LePage wants to force communities to charge people who repeatedly overdose for the cost of the opioid antidote, and to penalize cities, towns and counties — $1,000 per incident — for those that don’t pursue the reimbursement.
The hearing in front of the Legislature’s State and Local Government Committee centered on questions about how law enforcement and ambulance crews would track how often someone has been given naloxone hydrochloride, often sold under the brand name Narcan.
“How broad do you envision that search to be?” asked Rep. John Spear, D-South Thomaston. “Is it going to be a local search, a statewide search, a national search? [The bill] doesn’t really define that.”
He questioned whether the bill would conform to the Health Insurance Portability and Accountability Act of 1996, which protects a person’s medical records.
“If I’m an ambulance in town A, I just can’t call an ambulance in Town B and get that information — it’s protected under HIPAA,” Spear said.
The governor’s bill would require municipal or county officials who dispense an opioid antidote such as naloxone to “make all reasonable efforts to identify whether that individual has previously been administered an opioid antagonist” and to “make all reasonable efforts to recover the cost of the dose administered if it is not the first opioid antagonist administered to the individual.” The Department of Health and Human Services would enforce the $1,000 per incident fines for violators, according to the proposed bill.

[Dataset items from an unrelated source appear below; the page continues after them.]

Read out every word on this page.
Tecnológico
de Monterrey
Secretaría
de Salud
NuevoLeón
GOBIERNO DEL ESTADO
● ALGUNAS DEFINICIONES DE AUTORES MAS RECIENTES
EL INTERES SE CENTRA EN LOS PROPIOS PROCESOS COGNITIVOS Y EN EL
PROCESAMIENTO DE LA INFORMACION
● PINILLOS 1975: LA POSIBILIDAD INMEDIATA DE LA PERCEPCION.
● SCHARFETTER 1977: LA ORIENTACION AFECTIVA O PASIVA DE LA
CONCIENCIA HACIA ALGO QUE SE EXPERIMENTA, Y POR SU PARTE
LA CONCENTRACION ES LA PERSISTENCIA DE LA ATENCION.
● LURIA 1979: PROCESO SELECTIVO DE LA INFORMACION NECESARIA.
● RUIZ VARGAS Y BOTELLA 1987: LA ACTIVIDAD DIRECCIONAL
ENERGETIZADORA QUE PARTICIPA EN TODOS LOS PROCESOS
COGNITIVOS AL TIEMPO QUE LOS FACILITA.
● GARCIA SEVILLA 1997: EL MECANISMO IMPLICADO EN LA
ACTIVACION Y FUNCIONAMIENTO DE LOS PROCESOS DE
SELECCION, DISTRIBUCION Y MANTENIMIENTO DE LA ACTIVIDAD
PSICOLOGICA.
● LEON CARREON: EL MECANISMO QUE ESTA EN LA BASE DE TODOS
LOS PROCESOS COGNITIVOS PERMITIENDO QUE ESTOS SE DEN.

During a Friday news conference in Brewer, LePage declined to answer a question about how his bill would work.
Critics of the bill have said that making naloxone as widespread as possible is important to combat the state’s opiate crisis. Drug overdoses killed more than one person a day in Maine during 2016, with 303 of the deaths related to opioids.
LePage agrees that people should get help with addiction recovery, but said that those revived more than once should have to pay for it.
“The governor believes that unlimited free doses of naloxone produce a sense of normalcy and security around heroin use that serves only to perpetuate the cycle of addiction,” LePage senior policy adviser David Sorensen told committee members.
“That makes no sense to me,” Madigan said.
Sen. Susan Deschambault, D-Biddeford, said she was concerned about privacy laws for those on prescribed pain medications who overdose. Later, she said in her research she has discovered that each community is different when it comes to dispensing naloxone: Some transport patients to medical centers after the medicine is given, which means the patients already are given a bill for services.
Bangor, for instance, sends both an officer and an ambulance when responding to a call for a drug overdose, but the city-run ambulance service only charges if it transports someone to a hospital.
Sorensen responded by saying the bill is designed to ensure all communities and counties that dispense naloxone are operating with the same set of rules.
“It’s aimed to create uniformity throughout the state,” he said.
Garrett Corbin, a legislative advocate for Maine Municipal Association, asked for a definition of “all reasonable efforts,” saying that could mean anything from making a phone call to hiring a debt collector. He described the bill as an “unfunded mandate” that has an “unwelcome” $1,000-per-incident fine.
“In our view, it needs more thought,” Corbin said.
A work session on the bill is scheduled for Wednesday.